If you broaden the sample somewhat to include all teams above an arbitrary percentage, instead of an arbitrary number of teams, you find that 43 teams have posted winning percentages of .650 or better (106 wins in a full 162-game season, 101 in a 154-game season). The distribution is as follows:


1900-1909: 7
1910-1919: 7
1920-1929: 3
1930-1939: 8
1940-1949: 6
1950-1959: 4
1960-1969: 2
1970-1979: 2 (including the Big Red Machine)
1980-1989: 1 (the '86 Mets)
1990-1999: 3 (adding the 1998 Braves' .654 to the '95 Indians and '98 Yankees)

Obviously, .650+ seasons haven’t happened as often in the last fifty years as they did in the half-century before (12 times, excluding this year’s Mariners, as opposed to 21 times). But if you take the final forty years of the 20th century (1960-1999), it happened an average of twice per decade, so it’s not that far from the average that it happened three times in the 1990s, and you can’t conclude anything from the Mariners performance this year about what’ll happen over the next eight years. Given that the best seasons have historically come in clusters, it perhaps shouldn’t surprise us that we’ve seen several in recent years.

(The data above comes primarily from the electronic version of Macmillan’s Baseball Encyclopedia, which covers 1876-1996. For post-1996 information, I’ve relied on other online sources, including the Baseball-Reference.com site.)

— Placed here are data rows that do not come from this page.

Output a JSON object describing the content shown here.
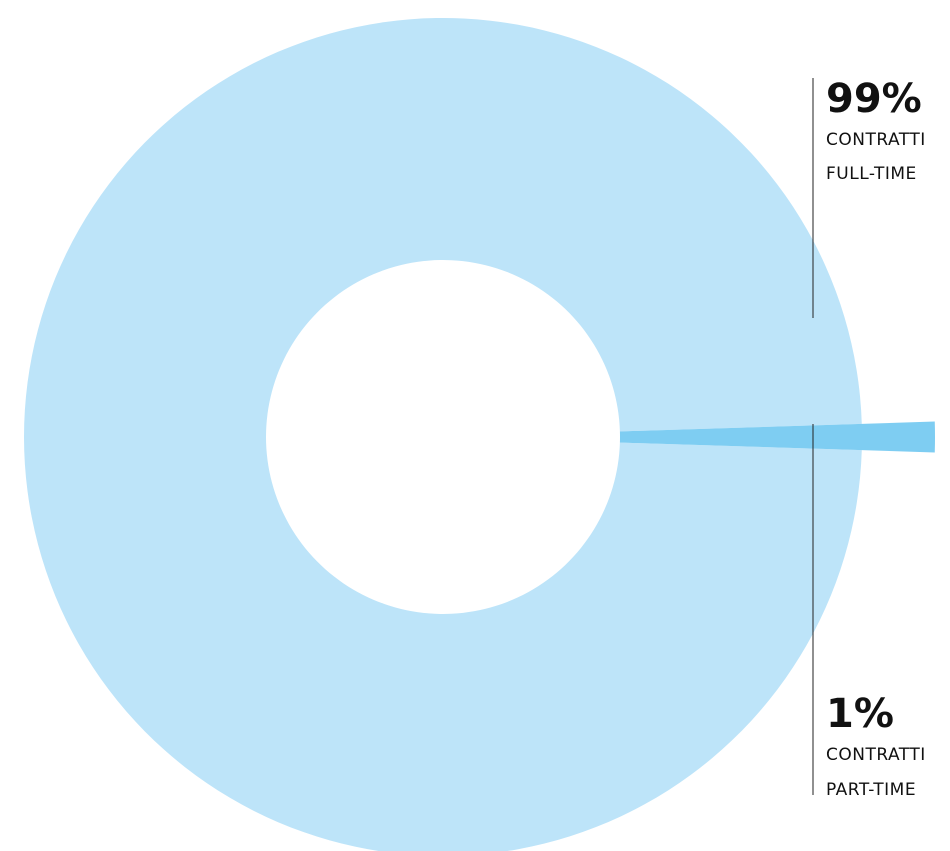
{
  "chart_data": {
    "type": "pie",
    "donut": true,
    "slices": [
      {
        "value": 99,
        "label_pct": "99%",
        "label_lines": [
          "CONTRATTI",
          "FULL-TIME"
        ],
        "color": "#bde4f9"
      },
      {
        "value": 1,
        "label_pct": "1%",
        "label_lines": [
          "CONTRATTI",
          "PART-TIME"
        ],
        "color": "#7ecdf2"
      }
    ]
  }
}
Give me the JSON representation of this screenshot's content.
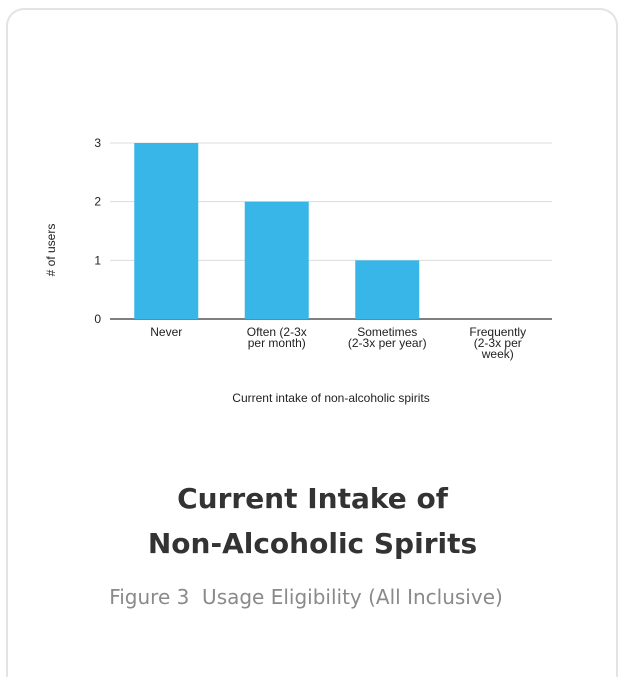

Poking around in the data from rackensack’s research, it is interesting, and cautionery for Seattle fans, that even in pre-wild card baseball having an extremely high winning percentage is no guarantee of winning the World Series. I note that the '95 Indians, '98 Braves, '69 Orioles, '54 Indians and '53 Dodgers, as well as the 1906 Cubbies, all lost the series.